March 4. Oral presentations: Michael Agrapides, Andrew Barber, Eric Bell, Jordan Benson, Kieran Blubaugh, Tony Chen.
March 9, 11. Office Meeting 4. Nothing to turn in.
March 18. Spring break.
[First draft due at 11:55 p.m. Monday, March 22. Remember to check off http://www.rasmusen.org/zg492/checklist.doc. ]
March 25. Oral presentations: Austin Geahlen, Patrick Haney, Melinda Hohler, Suzie Hsieh, Changchih Lee, JiYeon Lee.
April 1. Oral presentations: Kristen Pipal, Bryan Stuart, Victor Tanzil, Eugene Tuchman, Jacqueline Vanderpoel, Rachel Weeks, Daniel Williams.
April 8. Oral presentations:
April 15. Oral presentations:
For everyone: Email to [email protected] one page of your paper for me to closely edit.
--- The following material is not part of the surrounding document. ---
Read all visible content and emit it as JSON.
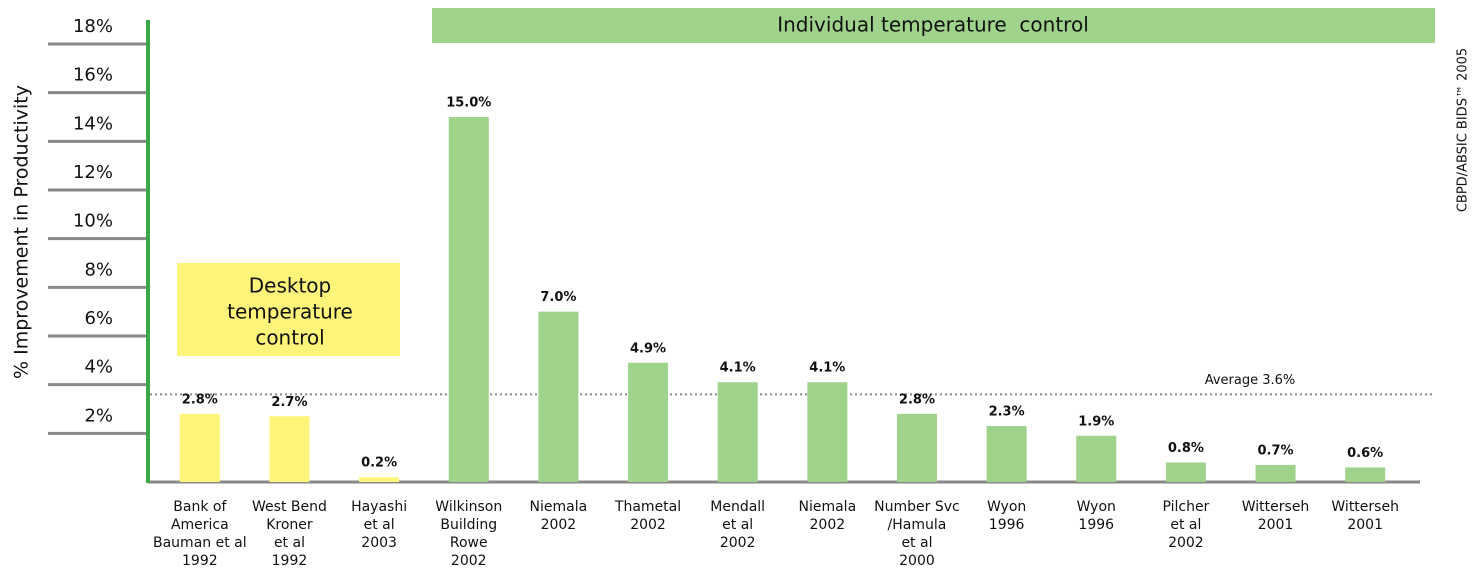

Title it with your last name as the start of the filename.
April 22. Writing analysis. An example of editing is
http://rasmusen.org/zg492/edits-sample.pdf. We will use http://rasmusen.org/zg492/papers.docx
in class. See
Slides on writing are at: http://rasmusen.org/zg492/writing-g492.SLIDES.pdf.
Regression tables handout.
See also http://www.rasmusen.org/zg492/humorous.writing.mistakes.htm and http://www.rasmusen.org/zg492/humorous.improved.htm .
On "however" at the start of a sentence, see Grammar Girl for a common modern view and Language Log for a lengthier discussion. It certainly is the case that "however" at the start of a sentence, like "impact" as a verb, is far more common among bad writers than among good writers.
April 27, 29. Office meeting 5. Nothing to turn in.
Sunday, May 2. Final draft due electronically at 11:55 p.m. The hardcopy can be submitted the next day before 5 p.m.